Lawmakers consider bill making spoofing illegal
Some receive one a month, while others receive 10 a day. Despite the number, more and more people are receiving spam calls. A House committee held hearings on Tuesday regarding a bill that may slow down this number.
TOPEKA, Kan. (KSNT) – Some receive one a month, while others receive 10 a day. Despite the number, more and more people are receiving spam calls. A House committee held hearings on Tuesday regarding a bill that may slow down this number.
HB 2620 makes spoofing, or masking one’s phone number with one of a business, neighbor, or other local number to convince the recipient to answer, illegal.
Kristi Robuck of Topeka says she receives an average of 10 to 15 spam calls per day on her cell phone.
“There’s a lot of different ones out there,” Robuck said. “Some of them say they’re from the police department. It’s an ongoing issue.”
Many of these calls target the elderly, saying they are from the Social Security Administration and asking for money, Robuck said.
“What if it’s your grandmother? We have to protect the elderly, that’s all there is to it,” Robuck said. “My mother gets five to six calls on a rotary phone a day, and she just hangs up on them.”
The House Committee on Energy, Utilities and Telecommunications held hearings for this bill, which featured testimony by Attorney General Derek Schmidt and numerous law enforcement officers.

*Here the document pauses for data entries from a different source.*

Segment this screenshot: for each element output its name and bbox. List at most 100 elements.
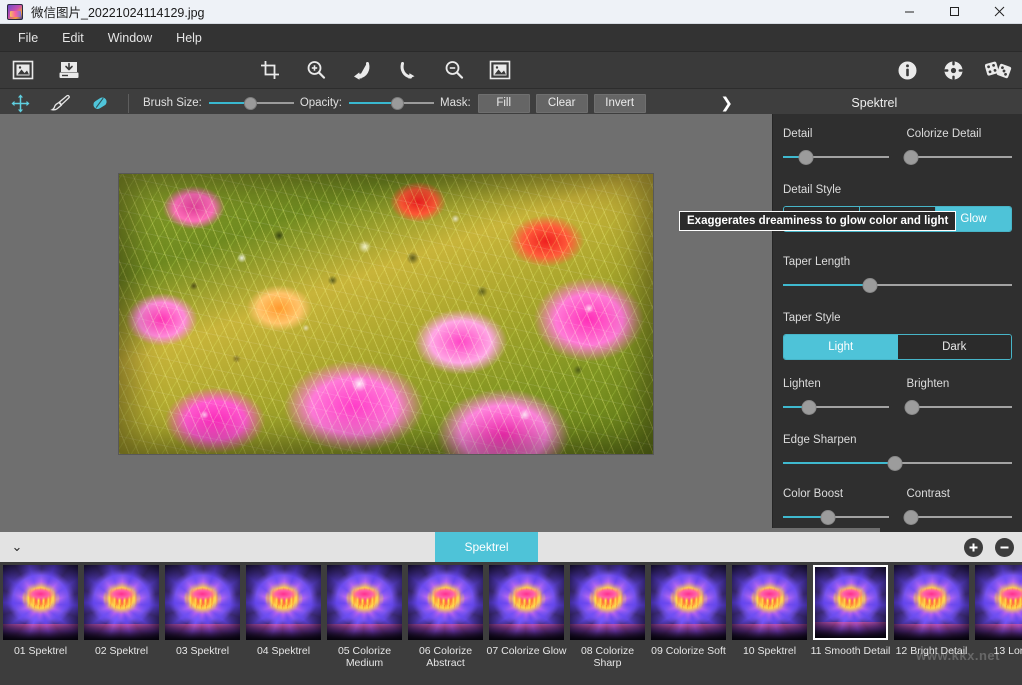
contrast-control: Contrast <box>907 488 1013 524</box>
lighten-knob[interactable] <box>802 400 817 415</box>
edge-sharpen-slider[interactable] <box>783 456 1012 470</box>
color-boost-slider[interactable] <box>783 510 889 524</box>
filmstrip-item[interactable]: 05 Colorize Medium <box>324 562 405 685</box>
fit-image-icon[interactable] <box>477 52 523 88</box>
edited-photo[interactable] <box>119 174 653 454</box>
mask-clear-button[interactable]: Clear <box>536 94 588 113</box>
crop-icon[interactable] <box>247 52 293 88</box>
preset-label: 01 Spektrel <box>1 645 81 657</box>
plus-icon[interactable] <box>964 538 983 557</box>
filmstrip-tab-spektrel[interactable]: Spektrel <box>435 532 538 562</box>
filmstrip[interactable]: 01 Spektrel02 Spektrel03 Spektrel04 Spek… <box>0 562 1022 685</box>
menu-file[interactable]: File <box>6 27 50 49</box>
opacity-knob[interactable] <box>391 97 404 110</box>
contrast-slider[interactable] <box>907 510 1013 524</box>
chevron-down-icon[interactable]: ⌄ <box>0 532 34 562</box>
preset-thumbnail[interactable] <box>651 565 726 640</box>
taper-length-fill <box>783 284 870 286</box>
brush-tool-icon[interactable] <box>40 89 80 117</box>
window-title: 微信图片_20221024114129.jpg <box>31 2 887 21</box>
preset-label: 09 Colorize Soft <box>649 645 729 657</box>
lily-layer <box>651 565 726 640</box>
detail-knob[interactable] <box>799 150 814 165</box>
brighten-knob[interactable] <box>904 400 919 415</box>
open-image-icon[interactable] <box>0 52 46 88</box>
eraser-tool-icon[interactable] <box>80 89 120 117</box>
filmstrip-item[interactable]: 11 Smooth Detail <box>810 562 891 685</box>
preset-thumbnail[interactable] <box>894 565 969 640</box>
filmstrip-item[interactable]: 07 Colorize Glow <box>486 562 567 685</box>
save-image-icon[interactable] <box>46 52 92 88</box>
menu-help[interactable]: Help <box>164 27 214 49</box>
active-preset-name: Spektrel <box>747 96 1022 110</box>
preset-thumbnail[interactable] <box>3 565 78 640</box>
minus-icon[interactable] <box>995 538 1014 557</box>
info-icon[interactable] <box>884 52 930 88</box>
mask-fill-button[interactable]: Fill <box>478 94 530 113</box>
opacity-slider[interactable] <box>349 95 434 111</box>
canvas-area[interactable] <box>0 114 772 532</box>
lily-layer <box>246 565 321 640</box>
preset-thumbnail[interactable] <box>975 565 1022 640</box>
preset-thumbnail[interactable] <box>570 565 645 640</box>
lighten-slider[interactable] <box>783 400 889 414</box>
preset-thumbnail[interactable] <box>246 565 321 640</box>
mask-invert-button[interactable]: Invert <box>594 94 646 113</box>
zoom-out-icon[interactable] <box>431 52 477 88</box>
random-icon[interactable] <box>976 52 1022 88</box>
preset-thumbnail[interactable] <box>489 565 564 640</box>
colorize-detail-slider[interactable] <box>907 150 1013 164</box>
redo-icon[interactable] <box>385 52 431 88</box>
filmstrip-item[interactable]: 06 Colorize Abstract <box>405 562 486 685</box>
preset-label: 02 Spektrel <box>82 645 162 657</box>
water-lily-image <box>975 565 1022 640</box>
zoom-in-icon[interactable] <box>293 52 339 88</box>
detail-slider[interactable] <box>783 150 889 164</box>
filmstrip-item[interactable]: 09 Colorize Soft <box>648 562 729 685</box>
preset-thumbnail[interactable] <box>408 565 483 640</box>
preset-thumbnail[interactable] <box>84 565 159 640</box>
filmstrip-item[interactable]: 13 Long <box>972 562 1022 685</box>
taper-style-dark[interactable]: Dark <box>898 335 1012 359</box>
contrast-knob[interactable] <box>903 510 918 525</box>
menu-edit[interactable]: Edit <box>50 27 96 49</box>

“It’s rampant,” said Rep. Mark Schreiber (R-Emporia), vice-chair of the committee. “I don’t know of anybody that hasn’t received many of them and they want them to stop.”
The bill, if passed, would only prevent a small number of the spam calls Kansans receive, Schreiber said.
“It’s probably going to have a minor effect because a lot of the bad actors are from overseas and they (law enforcement)…can’t track them over there, unfortunately,” Schreiber said.
However, the bill could help in domestic violence cases where a person will spoof their partner to contact them, Schreiber said.
The committee will have a final say on the bill on Thursday, and will potentially pass it without any amendments, Schreiber said.
If it passes in the Senate, spoofers will receive a $10,000 fine per violation.